Het geweld dat we in latente perioden van de burgeroorlog zien is incidenteel en informeel en lijkt apolitiek.  Het gaat om afrekeningen in de geoganiseerd misdaad en een algemene toename van allerlei vormen van geweld in de samenleving, in relaties, in de huiselijke sfeer, in de buurt of aan het werk.
Vrede is niet hetzelfde als afwezigheid van oorlogsgeweld. Maar afwezigheid van oorlogsgeweld is wel een absoluut noodzakelijke voorwaarde voor vrede. Ik ga me hier niet wagen aan een sluitende definitie, maar noem enkele punten. Vrede is rust.  De naam “Rust en Vrede” is de naam van een hoofdstraat van oud Paramaribo. Deze naam en namen met een soortgelijke betekenissen keren steeds terug in de namen van plantages, “Rust en Werk”, “Peu et Content”, enzovoort. Deze namen drukken de paradoxale verlangens uit van de mensen die leefden in de op geweld berustende koloniale samenleving. Net als wij verlangen ze naar vrede en veiligheid in een onhoudbare gewelddadige situatie. Het moet worden gezegd. Het is de koloniale staat vanaf 1800 tot 1954 redelijk gelukt om de landsvrede te bewaren.  De opstanden van de Brits-Indiers op de plantages, de opstand van de werkende klasse van Paramaribo onder leidng van Louis Doedel waren episodische opflakkeringen  van de chronische raciale en klassentegenstellingen in de koloniale tijd. Ze vormden geen echte bedreiging voor de heersende orde. Er was een sterk centraal gezag, dat door iedereen gevreesd en gerespecteerd werd. Dat is het verschil met de latente burgeroorlog waarin Suriname nu verkeert.
Koloniale en post-koloniale opstanden
De brandstichtingen in 1975, de militaire coup van 1980, de binnenlandse oorlog (1986 -1992) en de opstand te Pikin Saron (mei 2023) zijn opflakkerlingen van een voortsudderende, latente burgeroorlog. Het is moeilijk om precies aan te geven wanneer deze burgeroorlog precies begon.
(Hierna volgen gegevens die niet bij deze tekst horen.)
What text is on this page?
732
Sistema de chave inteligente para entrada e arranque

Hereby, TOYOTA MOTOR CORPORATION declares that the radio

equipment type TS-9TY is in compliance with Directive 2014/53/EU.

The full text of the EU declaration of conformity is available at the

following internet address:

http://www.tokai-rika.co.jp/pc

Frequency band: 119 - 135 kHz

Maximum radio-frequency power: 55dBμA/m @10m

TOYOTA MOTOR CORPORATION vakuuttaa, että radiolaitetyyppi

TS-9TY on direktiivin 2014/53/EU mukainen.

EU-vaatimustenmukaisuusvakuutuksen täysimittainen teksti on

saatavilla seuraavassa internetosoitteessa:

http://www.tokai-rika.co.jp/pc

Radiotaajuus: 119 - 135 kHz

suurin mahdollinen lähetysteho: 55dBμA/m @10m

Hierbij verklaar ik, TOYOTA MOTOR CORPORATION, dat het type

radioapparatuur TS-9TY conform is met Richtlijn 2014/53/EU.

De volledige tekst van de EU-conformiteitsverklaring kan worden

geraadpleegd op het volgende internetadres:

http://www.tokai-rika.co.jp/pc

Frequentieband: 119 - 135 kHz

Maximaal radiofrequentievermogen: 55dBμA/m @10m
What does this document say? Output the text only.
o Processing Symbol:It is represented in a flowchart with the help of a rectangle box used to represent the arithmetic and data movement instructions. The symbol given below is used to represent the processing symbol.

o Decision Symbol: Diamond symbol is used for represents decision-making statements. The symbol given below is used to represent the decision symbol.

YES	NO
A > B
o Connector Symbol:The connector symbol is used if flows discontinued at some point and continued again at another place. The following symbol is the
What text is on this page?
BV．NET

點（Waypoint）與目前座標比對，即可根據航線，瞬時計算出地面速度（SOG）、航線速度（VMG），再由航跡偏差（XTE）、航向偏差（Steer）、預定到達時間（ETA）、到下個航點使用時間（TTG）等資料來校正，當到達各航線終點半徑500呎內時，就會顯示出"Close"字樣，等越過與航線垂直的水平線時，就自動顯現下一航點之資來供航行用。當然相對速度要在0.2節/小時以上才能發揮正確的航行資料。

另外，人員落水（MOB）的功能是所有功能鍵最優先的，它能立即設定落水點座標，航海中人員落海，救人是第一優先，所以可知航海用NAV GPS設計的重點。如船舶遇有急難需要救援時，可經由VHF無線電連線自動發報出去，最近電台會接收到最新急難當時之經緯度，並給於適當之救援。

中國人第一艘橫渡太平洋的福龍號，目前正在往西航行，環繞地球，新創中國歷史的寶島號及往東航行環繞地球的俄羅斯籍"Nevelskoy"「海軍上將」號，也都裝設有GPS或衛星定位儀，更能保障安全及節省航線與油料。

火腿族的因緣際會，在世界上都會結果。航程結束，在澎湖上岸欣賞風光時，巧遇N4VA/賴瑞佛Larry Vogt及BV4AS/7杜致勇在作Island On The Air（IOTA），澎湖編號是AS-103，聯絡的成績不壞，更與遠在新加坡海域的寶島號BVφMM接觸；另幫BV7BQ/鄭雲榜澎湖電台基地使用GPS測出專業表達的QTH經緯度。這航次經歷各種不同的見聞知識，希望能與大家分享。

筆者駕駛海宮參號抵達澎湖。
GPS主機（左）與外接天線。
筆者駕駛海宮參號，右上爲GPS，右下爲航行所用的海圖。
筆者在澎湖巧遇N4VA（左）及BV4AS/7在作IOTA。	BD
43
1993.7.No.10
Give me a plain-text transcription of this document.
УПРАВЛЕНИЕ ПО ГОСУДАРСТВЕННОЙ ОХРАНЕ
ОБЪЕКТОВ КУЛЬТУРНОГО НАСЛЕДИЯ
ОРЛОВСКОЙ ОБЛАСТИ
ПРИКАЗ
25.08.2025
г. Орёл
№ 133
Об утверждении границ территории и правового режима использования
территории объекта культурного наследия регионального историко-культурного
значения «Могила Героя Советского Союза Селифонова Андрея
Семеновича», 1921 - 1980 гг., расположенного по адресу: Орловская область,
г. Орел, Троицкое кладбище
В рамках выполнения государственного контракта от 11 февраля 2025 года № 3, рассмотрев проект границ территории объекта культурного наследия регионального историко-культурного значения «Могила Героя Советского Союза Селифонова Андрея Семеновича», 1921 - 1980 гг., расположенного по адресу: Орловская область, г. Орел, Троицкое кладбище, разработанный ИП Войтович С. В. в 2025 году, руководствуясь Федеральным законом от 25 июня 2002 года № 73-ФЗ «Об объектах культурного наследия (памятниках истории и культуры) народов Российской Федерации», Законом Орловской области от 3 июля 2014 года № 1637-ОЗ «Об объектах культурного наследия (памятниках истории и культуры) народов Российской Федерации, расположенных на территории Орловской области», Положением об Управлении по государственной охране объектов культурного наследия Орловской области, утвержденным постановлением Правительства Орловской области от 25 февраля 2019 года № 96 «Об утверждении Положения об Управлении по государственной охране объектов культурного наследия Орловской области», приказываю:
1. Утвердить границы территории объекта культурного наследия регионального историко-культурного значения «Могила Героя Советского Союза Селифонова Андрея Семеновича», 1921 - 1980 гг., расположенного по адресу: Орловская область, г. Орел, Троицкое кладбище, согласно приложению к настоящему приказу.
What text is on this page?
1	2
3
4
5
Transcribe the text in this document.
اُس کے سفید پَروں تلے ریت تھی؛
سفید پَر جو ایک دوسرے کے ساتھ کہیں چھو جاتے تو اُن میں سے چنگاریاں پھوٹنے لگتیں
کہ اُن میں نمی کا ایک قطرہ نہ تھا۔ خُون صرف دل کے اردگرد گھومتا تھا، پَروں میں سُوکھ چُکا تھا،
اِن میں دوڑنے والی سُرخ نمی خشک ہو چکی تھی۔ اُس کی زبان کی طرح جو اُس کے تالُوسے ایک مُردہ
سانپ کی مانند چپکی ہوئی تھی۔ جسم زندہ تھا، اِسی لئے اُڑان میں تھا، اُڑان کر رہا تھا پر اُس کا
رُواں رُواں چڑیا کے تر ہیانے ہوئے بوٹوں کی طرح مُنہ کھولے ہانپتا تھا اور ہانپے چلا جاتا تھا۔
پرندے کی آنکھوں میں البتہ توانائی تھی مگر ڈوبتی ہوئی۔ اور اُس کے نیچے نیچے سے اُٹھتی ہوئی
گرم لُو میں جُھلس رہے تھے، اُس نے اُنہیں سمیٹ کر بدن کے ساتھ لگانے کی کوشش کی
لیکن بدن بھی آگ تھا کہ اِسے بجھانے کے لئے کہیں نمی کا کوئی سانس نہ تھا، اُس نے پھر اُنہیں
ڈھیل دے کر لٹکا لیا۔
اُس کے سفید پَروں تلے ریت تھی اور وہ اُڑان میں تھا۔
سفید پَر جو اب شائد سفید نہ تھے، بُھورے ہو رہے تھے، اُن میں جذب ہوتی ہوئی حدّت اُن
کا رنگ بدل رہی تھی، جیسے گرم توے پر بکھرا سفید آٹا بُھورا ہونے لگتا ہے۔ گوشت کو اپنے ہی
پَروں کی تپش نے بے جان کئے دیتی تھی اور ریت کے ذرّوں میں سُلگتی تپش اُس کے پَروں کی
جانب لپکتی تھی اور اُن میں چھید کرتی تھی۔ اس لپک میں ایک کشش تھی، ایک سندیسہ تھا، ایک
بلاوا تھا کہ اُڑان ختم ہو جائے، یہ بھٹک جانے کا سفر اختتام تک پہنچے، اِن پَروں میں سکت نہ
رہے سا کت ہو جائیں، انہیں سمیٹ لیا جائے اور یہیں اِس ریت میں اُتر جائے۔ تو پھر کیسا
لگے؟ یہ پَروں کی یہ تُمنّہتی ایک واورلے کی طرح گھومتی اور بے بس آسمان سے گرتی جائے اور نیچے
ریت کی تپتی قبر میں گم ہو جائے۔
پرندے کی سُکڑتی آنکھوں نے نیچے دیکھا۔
Het is modieus om te zeggen dat het allemaal in de koloniale tijd begon, en dat de opstanden van de jaren dertig en de grote stakingen van de jaren zestig-zeventig van de vorige eeuw ook al opflakkeringen waren van  deze oorlog.
Zeker is het zo dat de chronische ongelijkheid en het racisme van de koloniale tijd de voedingsbodem waren voor deze gebeurtenissen, maar er is een belangrijk verschil tussen de opstanden tegen het koloniaal bewind en de opstanden tegen de staat Suriname.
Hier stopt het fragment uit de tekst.